Secure cookie settings:

session_start();  
$currentCookieParams = session_get_cookie_params();  
$sidvalue = session_id();  
setcookie(  
    'PHPSESSID',//name  
    $sidvalue,//value  
    0,//expires at end of session  
    $currentCookieParams['path'],//path  
    $currentCookieParams['domain'],//domain  
    true, https only
    false, http only
);  
  • Have sessions time out.
  • Don't use register globals.
  • Store authentication details on the server. That is, don't send details such as username in the cookie.
  • Check the $_SERVER['HTTP_USER_AGENT']. This adds a small barrier to session hijacking. You can also check the IP address.

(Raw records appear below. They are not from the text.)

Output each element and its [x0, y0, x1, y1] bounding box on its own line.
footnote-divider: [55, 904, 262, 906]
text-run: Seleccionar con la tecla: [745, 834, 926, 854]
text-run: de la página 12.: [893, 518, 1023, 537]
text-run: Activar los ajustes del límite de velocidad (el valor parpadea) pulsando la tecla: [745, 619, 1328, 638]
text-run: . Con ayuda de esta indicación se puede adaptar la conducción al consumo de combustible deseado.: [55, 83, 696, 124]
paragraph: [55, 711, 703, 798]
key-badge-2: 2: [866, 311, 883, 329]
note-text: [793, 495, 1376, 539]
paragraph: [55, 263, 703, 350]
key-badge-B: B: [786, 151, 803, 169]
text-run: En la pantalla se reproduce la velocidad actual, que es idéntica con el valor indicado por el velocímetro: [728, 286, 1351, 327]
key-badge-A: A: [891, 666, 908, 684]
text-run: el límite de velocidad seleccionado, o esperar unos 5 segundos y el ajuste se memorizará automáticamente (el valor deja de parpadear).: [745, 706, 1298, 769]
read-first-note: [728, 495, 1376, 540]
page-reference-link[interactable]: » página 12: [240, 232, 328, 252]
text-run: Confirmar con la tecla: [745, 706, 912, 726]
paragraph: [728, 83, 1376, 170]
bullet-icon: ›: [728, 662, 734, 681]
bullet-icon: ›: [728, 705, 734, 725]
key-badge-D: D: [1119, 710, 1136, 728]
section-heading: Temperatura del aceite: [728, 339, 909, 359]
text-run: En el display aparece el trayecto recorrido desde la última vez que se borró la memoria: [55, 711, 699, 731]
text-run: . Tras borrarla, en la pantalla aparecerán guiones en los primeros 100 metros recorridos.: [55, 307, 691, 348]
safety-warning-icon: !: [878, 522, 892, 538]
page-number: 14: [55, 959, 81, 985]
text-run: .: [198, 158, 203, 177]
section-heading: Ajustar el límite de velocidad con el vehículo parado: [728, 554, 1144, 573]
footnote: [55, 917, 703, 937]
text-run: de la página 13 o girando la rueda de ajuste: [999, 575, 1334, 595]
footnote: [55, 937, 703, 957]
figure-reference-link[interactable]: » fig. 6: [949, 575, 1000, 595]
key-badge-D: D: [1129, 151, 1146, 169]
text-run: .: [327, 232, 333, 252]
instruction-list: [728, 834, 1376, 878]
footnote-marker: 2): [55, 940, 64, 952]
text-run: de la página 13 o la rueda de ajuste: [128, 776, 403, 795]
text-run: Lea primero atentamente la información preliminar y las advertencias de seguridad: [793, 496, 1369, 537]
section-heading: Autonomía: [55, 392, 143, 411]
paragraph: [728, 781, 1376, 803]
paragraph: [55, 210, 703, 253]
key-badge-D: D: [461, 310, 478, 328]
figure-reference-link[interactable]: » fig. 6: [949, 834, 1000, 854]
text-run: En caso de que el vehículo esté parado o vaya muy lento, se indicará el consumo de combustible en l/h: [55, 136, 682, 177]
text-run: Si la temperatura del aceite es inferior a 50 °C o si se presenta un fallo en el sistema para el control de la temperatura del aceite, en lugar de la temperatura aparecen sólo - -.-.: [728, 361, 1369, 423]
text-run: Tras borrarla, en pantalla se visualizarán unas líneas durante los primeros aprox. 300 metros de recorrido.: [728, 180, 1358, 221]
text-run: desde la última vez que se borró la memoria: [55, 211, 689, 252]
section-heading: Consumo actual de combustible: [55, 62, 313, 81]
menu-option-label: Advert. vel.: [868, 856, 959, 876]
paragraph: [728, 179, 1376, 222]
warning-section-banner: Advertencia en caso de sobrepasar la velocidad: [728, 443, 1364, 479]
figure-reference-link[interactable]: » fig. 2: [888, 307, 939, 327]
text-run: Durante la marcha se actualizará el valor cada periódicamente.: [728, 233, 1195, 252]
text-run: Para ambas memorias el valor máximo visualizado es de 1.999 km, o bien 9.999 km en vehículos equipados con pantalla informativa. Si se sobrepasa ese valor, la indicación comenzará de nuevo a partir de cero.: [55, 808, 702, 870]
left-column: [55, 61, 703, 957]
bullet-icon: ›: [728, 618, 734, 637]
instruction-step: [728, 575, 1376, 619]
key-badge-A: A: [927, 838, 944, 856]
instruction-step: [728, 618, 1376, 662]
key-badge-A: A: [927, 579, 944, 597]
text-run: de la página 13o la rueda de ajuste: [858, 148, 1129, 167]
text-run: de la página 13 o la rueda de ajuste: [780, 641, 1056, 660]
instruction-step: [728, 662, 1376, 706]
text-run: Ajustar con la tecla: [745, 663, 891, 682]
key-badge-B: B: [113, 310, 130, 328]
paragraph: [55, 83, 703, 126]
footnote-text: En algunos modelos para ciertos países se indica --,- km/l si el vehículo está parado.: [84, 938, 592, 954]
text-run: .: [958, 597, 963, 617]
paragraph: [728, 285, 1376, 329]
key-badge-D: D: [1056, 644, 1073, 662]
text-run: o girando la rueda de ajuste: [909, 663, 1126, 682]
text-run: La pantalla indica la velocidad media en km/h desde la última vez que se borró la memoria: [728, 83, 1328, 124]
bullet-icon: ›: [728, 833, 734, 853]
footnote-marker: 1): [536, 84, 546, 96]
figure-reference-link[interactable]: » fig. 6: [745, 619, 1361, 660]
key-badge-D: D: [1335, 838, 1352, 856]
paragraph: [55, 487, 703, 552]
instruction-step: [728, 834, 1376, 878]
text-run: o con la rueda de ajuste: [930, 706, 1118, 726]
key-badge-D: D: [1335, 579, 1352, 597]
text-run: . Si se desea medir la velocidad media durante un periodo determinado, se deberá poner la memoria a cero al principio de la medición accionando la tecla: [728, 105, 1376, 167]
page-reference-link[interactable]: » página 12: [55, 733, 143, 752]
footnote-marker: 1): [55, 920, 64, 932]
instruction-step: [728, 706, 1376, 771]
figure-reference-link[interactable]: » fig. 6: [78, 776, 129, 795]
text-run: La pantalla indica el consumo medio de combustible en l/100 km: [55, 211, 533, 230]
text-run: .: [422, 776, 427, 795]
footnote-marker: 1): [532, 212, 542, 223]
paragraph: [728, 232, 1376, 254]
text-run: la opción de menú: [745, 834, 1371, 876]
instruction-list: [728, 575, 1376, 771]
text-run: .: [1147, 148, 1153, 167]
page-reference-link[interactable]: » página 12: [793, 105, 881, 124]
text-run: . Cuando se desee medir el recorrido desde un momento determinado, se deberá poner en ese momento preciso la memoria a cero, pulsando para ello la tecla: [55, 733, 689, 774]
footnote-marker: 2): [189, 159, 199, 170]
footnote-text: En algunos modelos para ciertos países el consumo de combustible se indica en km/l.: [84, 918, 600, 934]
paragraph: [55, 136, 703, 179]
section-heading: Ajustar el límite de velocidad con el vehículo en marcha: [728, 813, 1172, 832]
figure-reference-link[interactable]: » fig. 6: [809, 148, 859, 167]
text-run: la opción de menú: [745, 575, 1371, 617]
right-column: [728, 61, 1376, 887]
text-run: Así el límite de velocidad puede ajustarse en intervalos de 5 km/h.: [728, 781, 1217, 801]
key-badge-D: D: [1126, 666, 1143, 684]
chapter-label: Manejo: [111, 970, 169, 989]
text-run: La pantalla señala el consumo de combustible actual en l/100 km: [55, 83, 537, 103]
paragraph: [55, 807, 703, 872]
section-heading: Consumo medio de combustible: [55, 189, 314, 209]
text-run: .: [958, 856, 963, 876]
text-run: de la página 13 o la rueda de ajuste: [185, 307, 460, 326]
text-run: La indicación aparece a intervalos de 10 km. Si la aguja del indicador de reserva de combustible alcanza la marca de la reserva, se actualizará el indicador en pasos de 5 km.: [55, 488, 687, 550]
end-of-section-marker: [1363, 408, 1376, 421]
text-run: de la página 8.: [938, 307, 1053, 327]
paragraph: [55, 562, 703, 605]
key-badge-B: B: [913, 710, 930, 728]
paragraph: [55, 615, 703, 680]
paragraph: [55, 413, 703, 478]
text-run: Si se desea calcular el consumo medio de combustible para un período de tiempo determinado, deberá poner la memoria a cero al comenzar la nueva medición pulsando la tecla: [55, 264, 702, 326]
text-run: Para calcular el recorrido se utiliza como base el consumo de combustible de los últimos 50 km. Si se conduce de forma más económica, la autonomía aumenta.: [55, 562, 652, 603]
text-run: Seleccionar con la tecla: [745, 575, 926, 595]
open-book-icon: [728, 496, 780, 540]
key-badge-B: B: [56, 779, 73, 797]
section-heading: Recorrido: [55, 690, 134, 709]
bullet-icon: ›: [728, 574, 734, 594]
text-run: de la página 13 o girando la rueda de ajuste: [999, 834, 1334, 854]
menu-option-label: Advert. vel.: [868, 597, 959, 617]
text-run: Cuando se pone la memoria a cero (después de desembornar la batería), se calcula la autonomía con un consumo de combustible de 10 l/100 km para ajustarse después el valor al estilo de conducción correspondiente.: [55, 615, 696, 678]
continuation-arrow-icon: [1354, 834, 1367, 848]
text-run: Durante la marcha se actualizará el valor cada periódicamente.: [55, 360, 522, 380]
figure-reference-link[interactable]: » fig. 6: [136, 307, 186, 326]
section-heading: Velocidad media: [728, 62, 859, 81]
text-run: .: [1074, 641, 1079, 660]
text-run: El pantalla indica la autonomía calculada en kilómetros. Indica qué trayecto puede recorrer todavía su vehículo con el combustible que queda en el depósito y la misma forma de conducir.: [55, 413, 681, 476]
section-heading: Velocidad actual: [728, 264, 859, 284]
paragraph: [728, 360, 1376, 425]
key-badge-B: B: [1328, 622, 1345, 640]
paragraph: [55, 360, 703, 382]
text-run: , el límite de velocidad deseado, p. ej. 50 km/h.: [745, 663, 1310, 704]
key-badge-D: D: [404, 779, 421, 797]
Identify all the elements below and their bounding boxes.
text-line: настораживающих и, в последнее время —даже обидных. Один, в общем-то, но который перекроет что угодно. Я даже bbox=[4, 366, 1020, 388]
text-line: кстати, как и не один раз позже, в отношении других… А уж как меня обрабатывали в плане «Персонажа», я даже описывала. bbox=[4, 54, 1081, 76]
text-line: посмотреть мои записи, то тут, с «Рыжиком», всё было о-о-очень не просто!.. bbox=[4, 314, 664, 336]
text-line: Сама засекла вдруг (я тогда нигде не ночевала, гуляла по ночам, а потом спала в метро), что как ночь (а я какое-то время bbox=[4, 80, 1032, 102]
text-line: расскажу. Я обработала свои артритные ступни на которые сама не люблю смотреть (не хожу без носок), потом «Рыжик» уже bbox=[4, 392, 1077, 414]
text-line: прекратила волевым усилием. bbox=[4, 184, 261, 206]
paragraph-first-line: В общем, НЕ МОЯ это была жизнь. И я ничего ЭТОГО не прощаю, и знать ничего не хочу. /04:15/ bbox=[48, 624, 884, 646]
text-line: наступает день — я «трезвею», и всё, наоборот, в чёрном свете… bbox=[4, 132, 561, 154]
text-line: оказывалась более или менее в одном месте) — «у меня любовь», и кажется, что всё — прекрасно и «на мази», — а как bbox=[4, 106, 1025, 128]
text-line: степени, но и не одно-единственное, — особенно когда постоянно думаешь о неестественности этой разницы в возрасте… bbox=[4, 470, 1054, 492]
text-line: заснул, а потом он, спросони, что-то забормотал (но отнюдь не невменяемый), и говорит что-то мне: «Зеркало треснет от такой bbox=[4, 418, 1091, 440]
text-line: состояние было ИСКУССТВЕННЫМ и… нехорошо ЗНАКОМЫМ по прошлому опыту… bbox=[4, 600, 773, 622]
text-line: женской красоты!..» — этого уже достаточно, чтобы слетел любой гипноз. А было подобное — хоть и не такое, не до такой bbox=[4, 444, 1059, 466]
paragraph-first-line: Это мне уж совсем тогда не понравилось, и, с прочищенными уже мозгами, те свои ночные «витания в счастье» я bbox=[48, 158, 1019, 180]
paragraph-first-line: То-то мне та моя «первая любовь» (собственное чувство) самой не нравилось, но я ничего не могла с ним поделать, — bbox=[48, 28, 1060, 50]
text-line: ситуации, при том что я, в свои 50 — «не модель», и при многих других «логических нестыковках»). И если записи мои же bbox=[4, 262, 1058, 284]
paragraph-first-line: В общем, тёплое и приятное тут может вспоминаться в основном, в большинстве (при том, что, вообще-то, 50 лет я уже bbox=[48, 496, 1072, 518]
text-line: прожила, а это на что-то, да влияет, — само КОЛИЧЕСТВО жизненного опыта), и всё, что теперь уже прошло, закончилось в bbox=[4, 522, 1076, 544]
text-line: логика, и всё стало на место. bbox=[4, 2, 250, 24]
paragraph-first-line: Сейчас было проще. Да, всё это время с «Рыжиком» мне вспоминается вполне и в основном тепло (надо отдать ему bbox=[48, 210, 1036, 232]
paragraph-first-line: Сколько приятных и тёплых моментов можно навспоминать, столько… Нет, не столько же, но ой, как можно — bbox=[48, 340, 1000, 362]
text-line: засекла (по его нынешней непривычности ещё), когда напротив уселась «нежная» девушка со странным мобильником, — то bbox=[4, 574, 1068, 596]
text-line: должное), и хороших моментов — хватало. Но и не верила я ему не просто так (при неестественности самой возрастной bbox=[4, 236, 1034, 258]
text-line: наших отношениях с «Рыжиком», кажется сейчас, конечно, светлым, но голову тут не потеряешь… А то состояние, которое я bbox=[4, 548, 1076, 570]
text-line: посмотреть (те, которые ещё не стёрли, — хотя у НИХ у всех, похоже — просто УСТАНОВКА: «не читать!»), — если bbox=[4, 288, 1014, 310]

But this causes problems for users that have changing IP address due to load balancing on multiple internet connections etc (which is the case in our environment here).
  • Lock down access to the sessions on the file system or use custom session handling
  • For sensitive operations consider requiring logged in users to provide their authenication details again
  • Avoid XSS (keep your HTML well formed, take a look at PHPTAL or HTMLPurifier)
  • Cookie logic for remember me
    Improved Persistent Login Cookie Best Practice

You could use this strategy described here as best practice (2006) or an updated strategy described here (2015):
1) When the user successfully logs in with Remember Me checked, a login cookie is issued in addition to the standard session management cookie.
2) The login cookie contains a series identifier and a token. The series and token are unguessable random numbers from a suitably large space. Both are stored together in a database table, the token is hashed (sha256 is fine). 3)When a non-logged-in user visits the site and presents a login cookie, the series identifier is looked up in the database.

3.1) If the series identifier is present and the hash of the token matches the hash for that series identifier, the user is considered authenticated. A new token is generated, a new hash for the token is stored over the old record, and a new login cookie is issued to the user (it's okay to re-use the series identifier).
3.2) If the series is present but the token does not match, a theft is assumed. The user receives a strongly worded warning and all of the user's remembered sessions are deleted.
3.3) If the username and series are not present, the login cookie is ignored.
This approach provides defense-in-depth. If someone manages to leak the database table, it does not give an attacker an open door for impersonating users.